Addiction leads people to actions they would previously have thought unimaginable. The Clarion-Ledger highlights two cases in which drug users turned to crime to feed their habit as an illustration of how drugs ruin lives.
Robert Pace, a resident of Oak Grove, was doing pretty well. He was holding down a top job and enjoying a comfortable lifestyle. Then he was injured in an accident. The prescription opioids he was given made him feel great, and when they were withdrawn, they left behind a vacuum that he felt needed to be filled. That’s when he turned to heroin. The quest for the next high became a compulsion that overrode any other consideration, and Pace was arrested on a number of occasions.
For Iris Thompson, it was crack cocaine that ultimately became the master of her destiny. She says that there was nothing she would not do in order to get her hands on the next fix. Multiple arrests followed, and she eventually found herself facing a felony charge and the possibility of a lengthy jail term. A compassionate ruling by the court enrolled her in a rehabilitation program instead, and today, Ms Thompson has been drug-free for a decade.
Law enforcement officers say drugs, alcohol behind “most” crimes
A spokesman for Hattiesburgh Police Department said that the majority of crimes the department dealt with were in some way related to substance abuse. The National Institute on Drug Abuse agrees that drug use and criminal activity are closely linked. Of course, simply possessing illegal drugs is a crime, but the organization says that the lifestyle addicts find themselves living is responsible for further criminal behavior.
If a true addict runs out of money, theft and burglary are common “solutions”, and while under the influence of drugs, skewed judgement can lead to other crimes including murder. The Forrest County Sheriff’s Department says that the financial problems addicts experience lead to the majority of crimes. “They go by any means to be able to get the narcotics,” says a spokesperson.
Worrying statistics indicate a cycle of crime and drug use
The National Association of Drug Court Professionals confirms that the majority of prison inmates are in jail because of substance abuse. In its report, it says that 80% of offenders were abusing alcohol or drugs habitually, and 60% of offenders tested positive for drug use at the time of their arrest. 50% of inmates are “clinically addicted”, and 60 -80% will reoffend after their release from prison. Worst of all, 95% will return to substance abuse.
Prisons are meant to rehabilitate people so that they can re-enter society, but this is clearly not happening.
Are Drug Courts the solution?
Non-violent people who have committed some crime or another and are addicted to drugs may be placed under the supervision of the drug court for an extended period of time. Treatment is provided, and people on these programs are expected to fulfil their obligations towards their families and society.
Third party scientific studies have found that these courts are far more effective than incarceration, probation, and even treatment without later supervision. The whole process is achieved at a much lower cost.
The slippery slope
At first, people usually use illegal drugs now and then. Later, the frequency of use increases, and so does the cost. To make matters worse, the obsession with drugs begins to affect work performance, and many addicts lose their jobs.
To find money for drugs, people begin by selling some of their personal possessions. Later, they may start stealing from family members, then friends and neighbors. By this time, addiction is entrenched, and using drugs isn’t done for fun, but out of a feeling of grim necessity. The stage is set for crime. To the user, nothing but the drug matters any more.
Marijuana may not be a “Gateway drug” but…

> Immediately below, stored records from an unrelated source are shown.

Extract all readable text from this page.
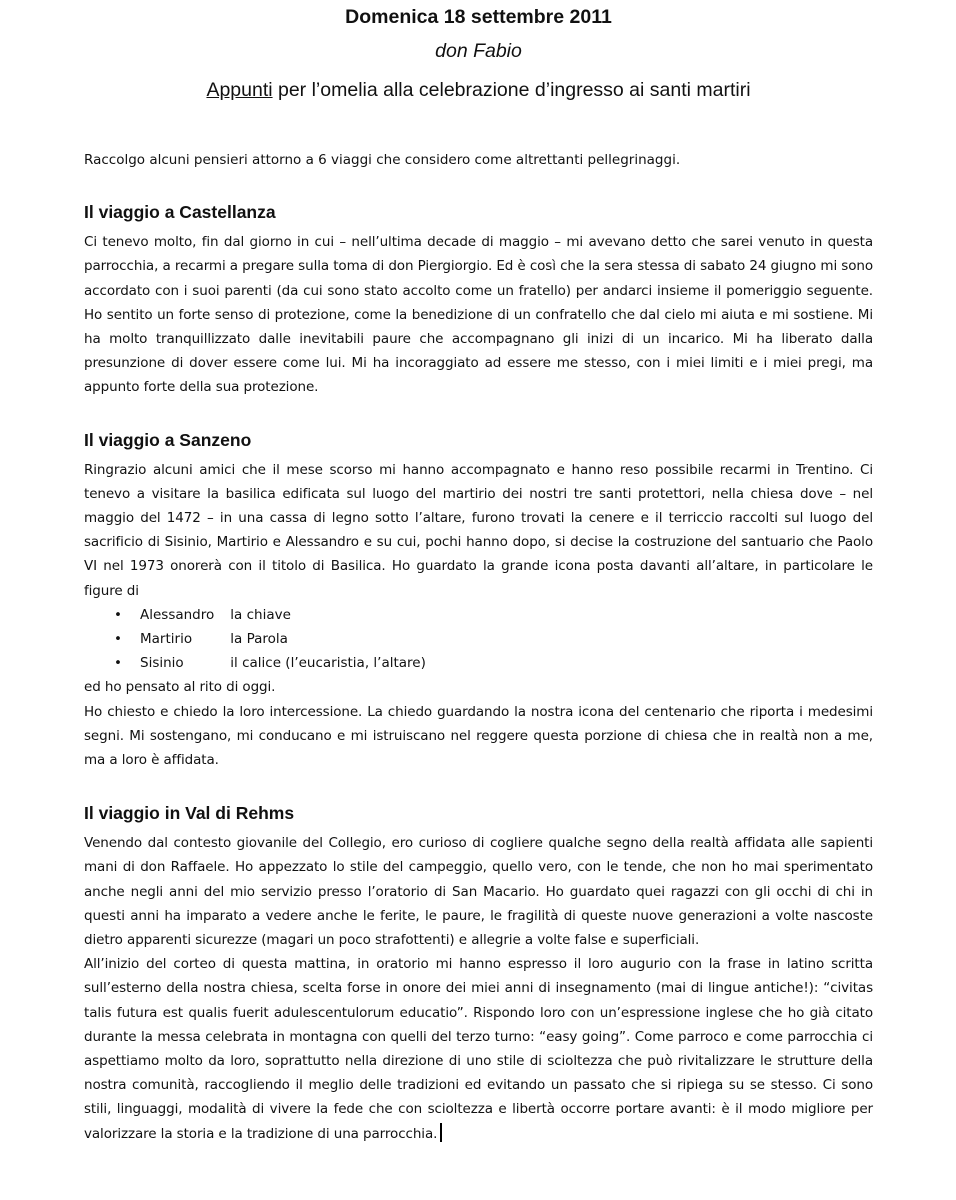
Domenica 18 settembre 2011
don Fabio
Appunti per l’omelia alla celebrazione d’ingresso ai santi martiri

Raccolgo alcuni pensieri attorno a 6 viaggi che considero come altrettanti pellegrinaggi.

Il viaggio a Castellanza

Ci tenevo molto, fin dal giorno in cui – nell’ultima decade di maggio – mi avevano detto che sarei venuto in questa parrocchia, a recarmi a pregare sulla toma di don Piergiorgio. Ed è così che la sera stessa di sabato 24 giugno mi sono accordato con i suoi parenti (da cui sono stato accolto come un fratello) per andarci insieme il pomeriggio seguente. Ho sentito un forte senso di protezione, come la benedizione di un confratello che dal cielo mi aiuta e mi sostiene. Mi ha molto tranquillizzato dalle inevitabili paure che accompagnano gli inizi di un incarico. Mi ha liberato dalla presunzione di dover essere come lui. Mi ha incoraggiato ad essere me stesso, con i miei limiti e i miei pregi, ma appunto forte della sua protezione.

Il viaggio a Sanzeno

Ringrazio alcuni amici che il mese scorso mi hanno accompagnato e hanno reso possibile recarmi in Trentino. Ci tenevo a visitare la basilica edificata sul luogo del martirio dei nostri tre santi protettori, nella chiesa dove – nel maggio del 1472 – in una cassa di legno sotto l’altare, furono trovati la cenere e il terriccio raccolti sul luogo del sacrificio di Sisinio, Martirio e Alessandro e su cui, pochi hanno dopo, si decise la costruzione del santuario che Paolo VI nel 1973 onorerà con il titolo di Basilica. Ho guardato la grande icona posta davanti all’altare, in particolare le figure di

• Alessandro la chiave
• Martirio	la Parola
• Sisinio	il calice (l’eucaristia, l’altare)

ed ho pensato al rito di oggi.

Ho chiesto e chiedo la loro intercessione. La chiedo guardando la nostra icona del centenario che riporta i medesimi segni. Mi sostengano, mi conducano e mi istruiscano nel reggere questa porzione di chiesa che in realtà non a me, ma a loro è affidata.

Il viaggio in Val di Rehms

Venendo dal contesto giovanile del Collegio, ero curioso di cogliere qualche segno della realtà affidata alle sapienti mani di don Raffaele. Ho appezzato lo stile del campeggio, quello vero, con le tende, che non ho mai sperimentato anche negli anni del mio servizio presso l’oratorio di San Macario. Ho guardato quei ragazzi con gli occhi di chi in questi anni ha imparato a vedere anche le ferite, le paure, le fragilità di queste nuove generazioni a volte nascoste dietro apparenti sicurezze (magari un poco strafottenti) e allegrie a volte false e superficiali.

All’inizio del corteo di questa mattina, in oratorio mi hanno espresso il loro augurio con la frase in latino scritta sull’esterno della nostra chiesa, scelta forse in onore dei miei anni di insegnamento (mai di lingue antiche!): “civitas talis futura est qualis fuerit adulescentulorum educatio”. Rispondo loro con un’espressione inglese che ho già citato durante la messa celebrata in montagna con quelli del terzo turno: “easy going”. Come parroco e come parrocchia ci aspettiamo molto da loro, soprattutto nella direzione di uno stile di scioltezza che può rivitalizzare le strutture della nostra comunità, raccogliendo il meglio delle tradizioni ed evitando un passato che si ripiega su se stesso. Ci sono stili, linguaggi, modalità di vivere la fede che con scioltezza e libertà occorre portare avanti: è il modo migliore per valorizzare la storia e la tradizione di una parrocchia.
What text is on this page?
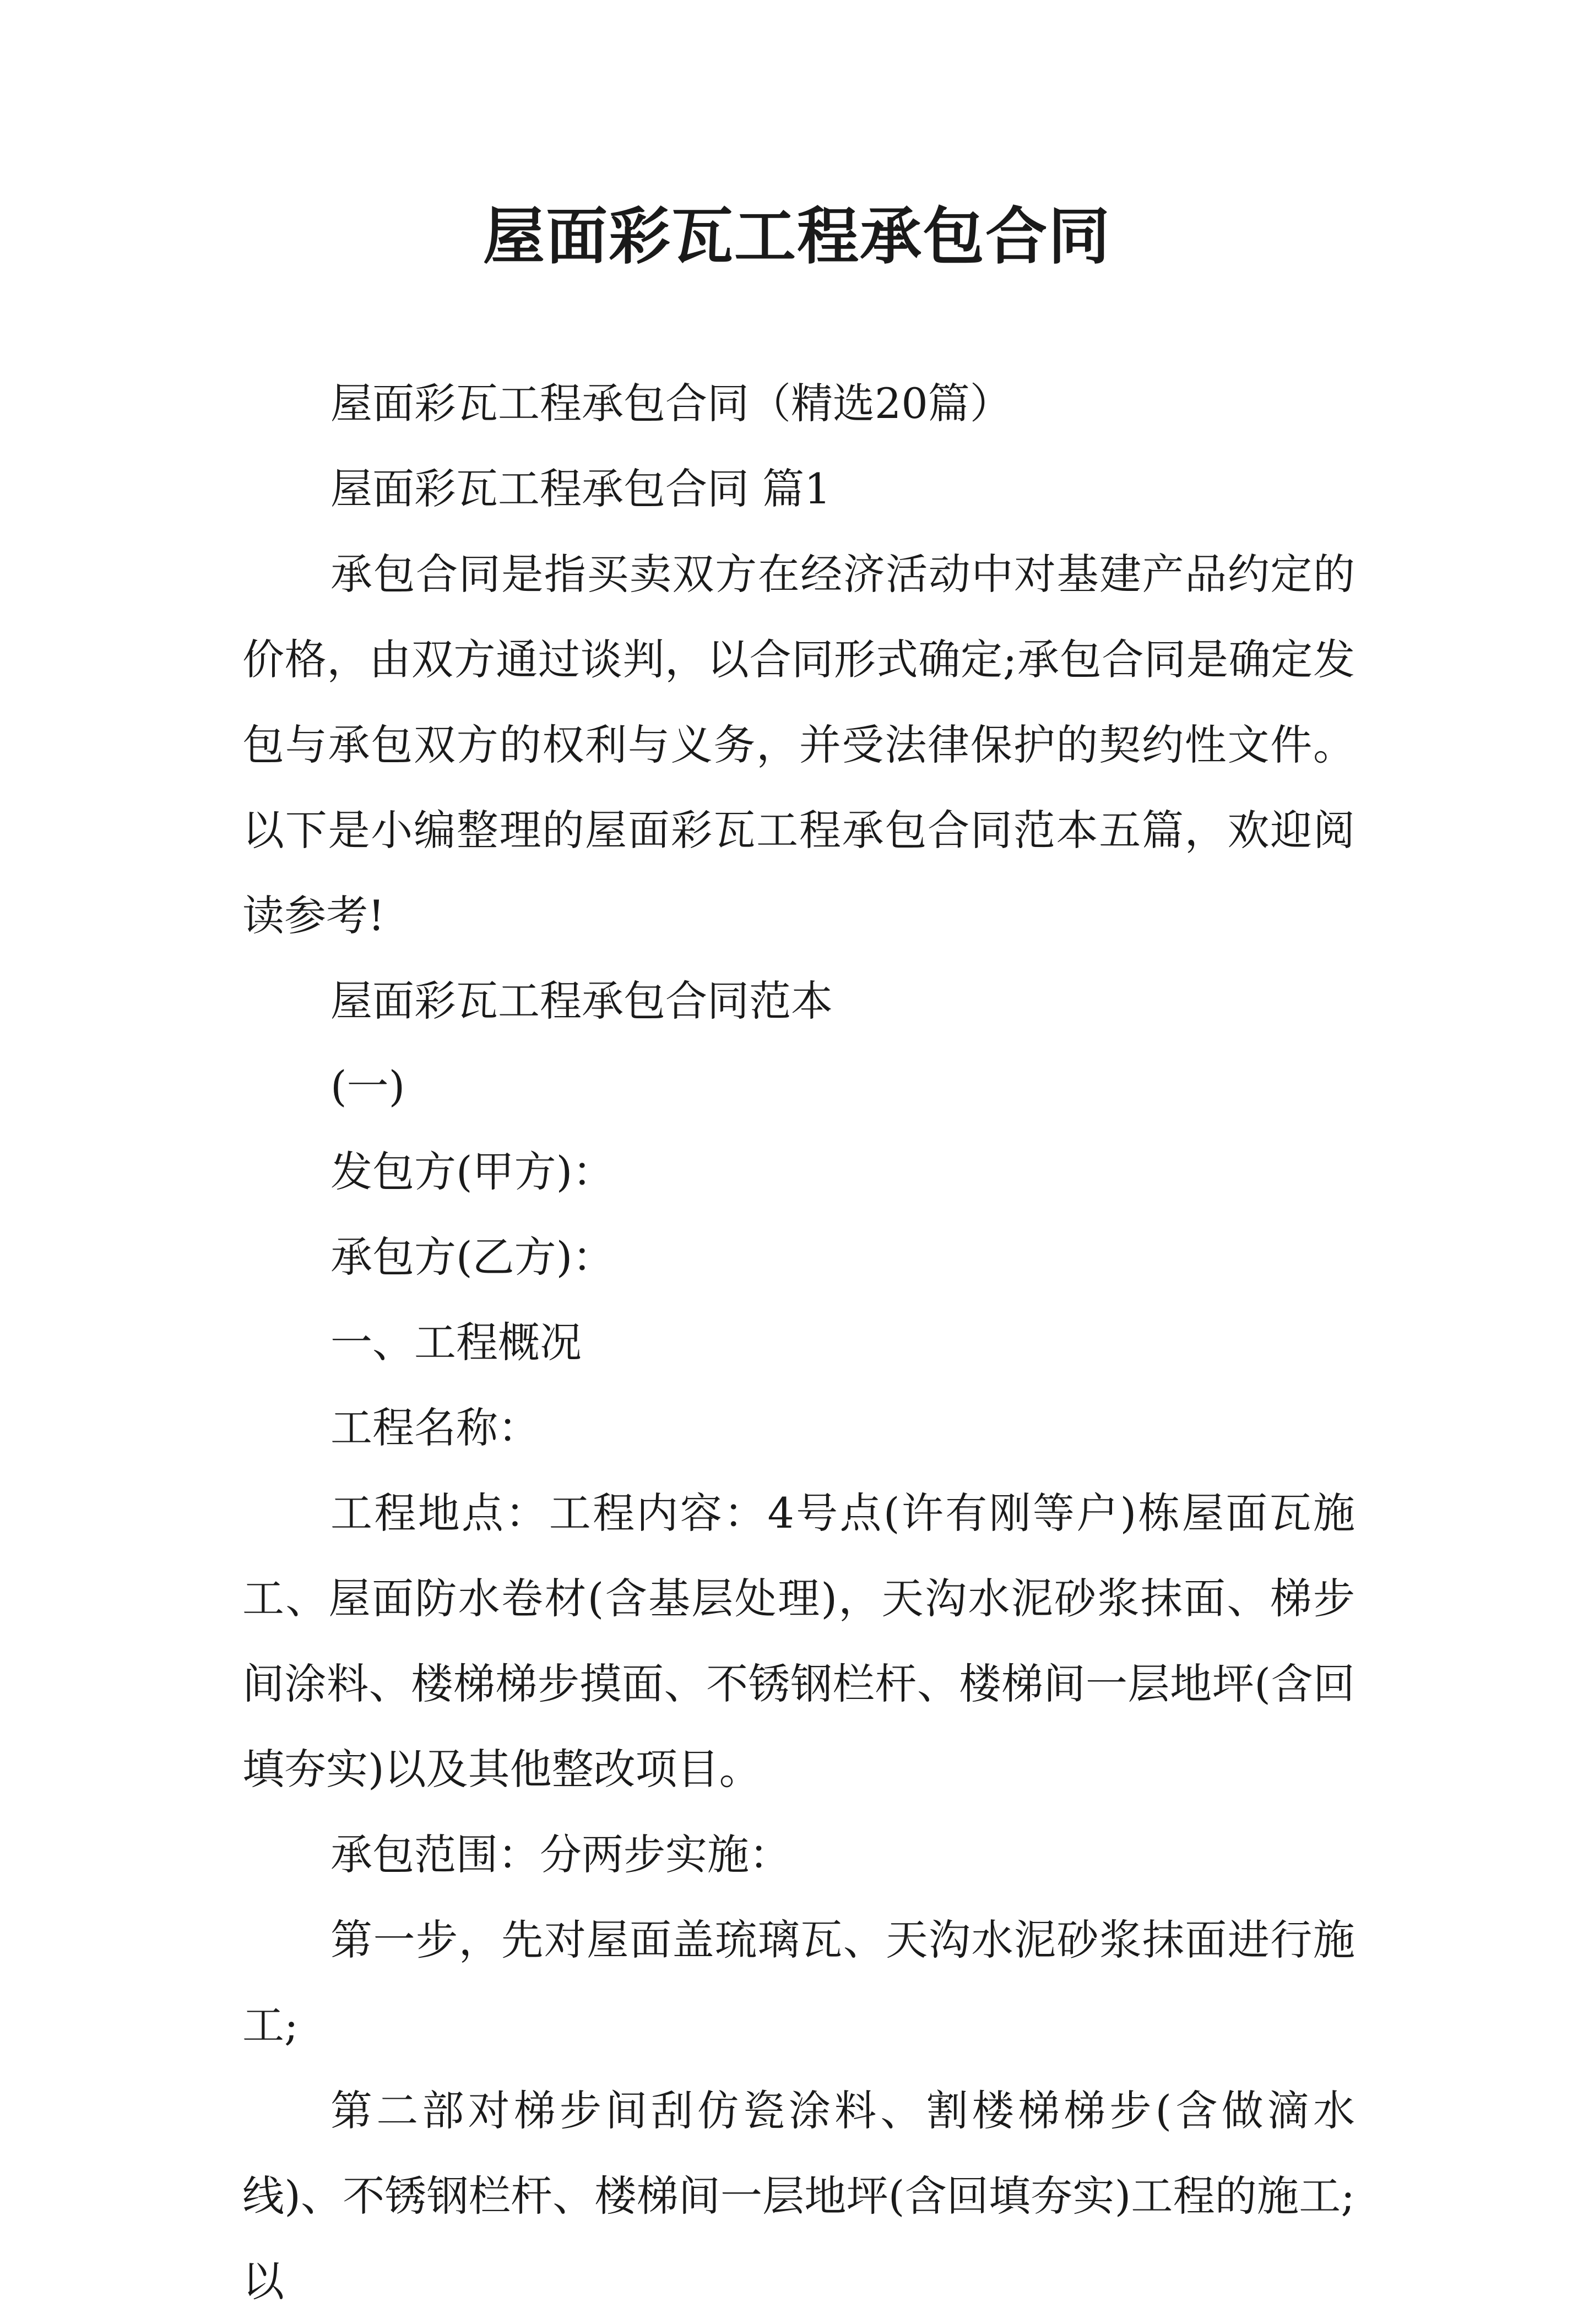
屋面彩瓦工程承包合同

屋面彩瓦工程承包合同（精选20篇）

屋面彩瓦工程承包合同 篇1

承包合同是指买卖双方在经济活动中对基建产品约定的价格，由双方通过谈判，以合同形式确定;承包合同是确定发包与承包双方的权利与义务，并受法律保护的契约性文件。以下是小编整理的屋面彩瓦工程承包合同范本五篇，欢迎阅读参考!

屋面彩瓦工程承包合同范本

(一)

发包方(甲方)：

承包方(乙方)：

一、工程概况

工程名称：

工程地点：工程内容：4号点(许有刚等户)栋屋面瓦施工、屋面防水卷材(含基层处理)，天沟水泥砂浆抹面、梯步间涂料、楼梯梯步摸面、不锈钢栏杆、楼梯间一层地坪(含回填夯实)以及其他整改项目。

承包范围：分两步实施：

第一步，先对屋面盖琉璃瓦、天沟水泥砂浆抹面进行施工;

第二部对梯步间刮仿瓷涂料、割楼梯梯步(含做滴水线)、不锈钢栏杆、楼梯间一层地坪(含回填夯实)工程的施工;以
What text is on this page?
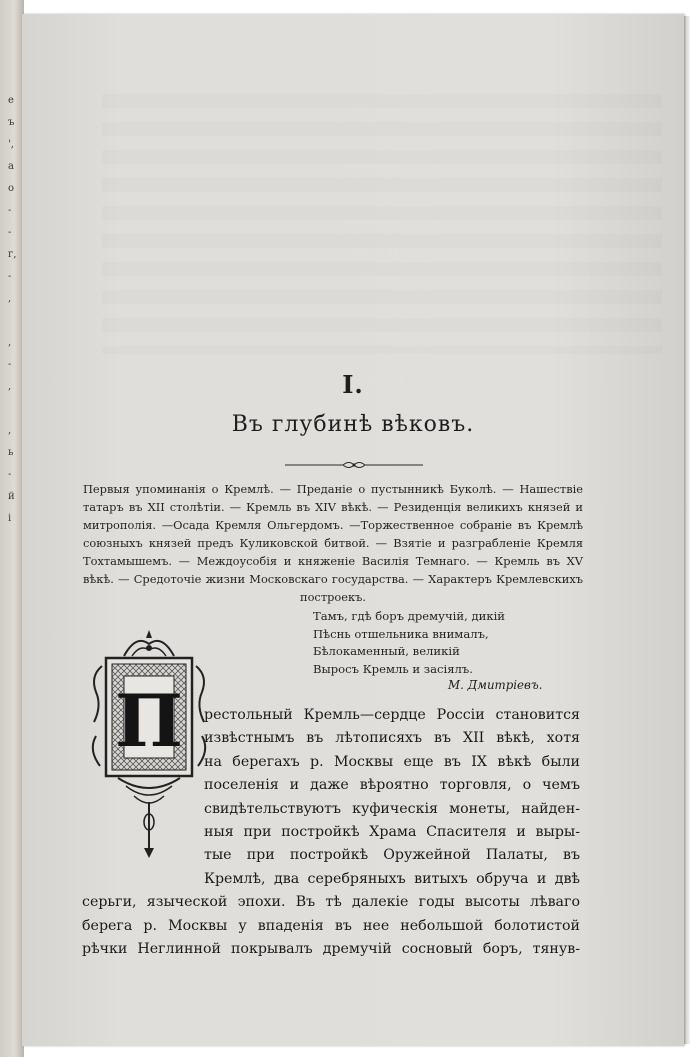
е
ъ
',
а
о
-
-
г,
-
,
,
-
,
,
ь
-
й
і
I.
Въ глубинѣ вѣковъ.
Первыя упоминанія о Кремлѣ. — Преданіе о пустынникѣ Буколѣ. — Нашествіе татаръ въ XII столѣтіи. — Кремль въ XIV вѣкѣ. — Резиденція великихъ князей и митрополія. —Осада Кремля Ольгердомъ. —Торжественное собраніе въ Кремлѣ союзныхъ князей предъ Куликовской битвой. — Взятіе и разграбленіе Кремля Тохтамышемъ. — Междоусобія и княженіе Василія Темнаго. — Кремль въ XV вѣкѣ. — Средоточіе жизни Московскаго государства. — Характеръ Кремлевскихъ построекъ.
Тамъ, гдѣ боръ дремучій, дикій
Пѣснь отшельника внималъ,
Бѣлокаменный, великій
Выросъ Кремль и засіялъ.
М. Дмитріевъ.
П	рестольный Кремль—сердце Россіи становится
извѣстнымъ въ лѣтописяхъ въ XII вѣкѣ, хотя
на берегахъ р. Москвы еще въ IX вѣкѣ были
поселенія и даже вѣроятно торговля, о чемъ
свидѣтельствуютъ куфическія монеты, найден-
ныя при постройкѣ Храма Спасителя и выры-
тые при постройкѣ Оружейной Палаты, въ
Кремлѣ, два серебряныхъ витыхъ обруча и двѣ
серьги, языческой эпохи. Въ тѣ далекіе годы высоты лѣваго
берега р. Москвы у впаденія въ нее небольшой болотистой
рѣчки Неглинной покрывалъ дремучій сосновый боръ, тянув-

Using marijuana is becoming socially acceptable, but although research sponsored by the FDA found that simply using marijuana doesn’t create a need for “stronger” drugs, buying it illegally puts users in temptation’s way. An illegal drug dealer who sells marijuana may well sell other drugs too, and a little salesmanship is often used to persuade people to try something new that is much more dangerous, addictive and harmful.
Getting help is the best thing you can ever do
If you or someone close to you is showing signs of losing control of their lives as a result of drug use, getting help is the best solution. Trying to deal with addiction or help an addict without expert assistance may well prove fruitless. Many people worry about stigma, or the possibility of getting a loved one arrested after speaking out, but confidential help can be obtained. The sooner action is taken, the sooner a new addict gets adequate treatment, and the more likely they are to be able to break the habit.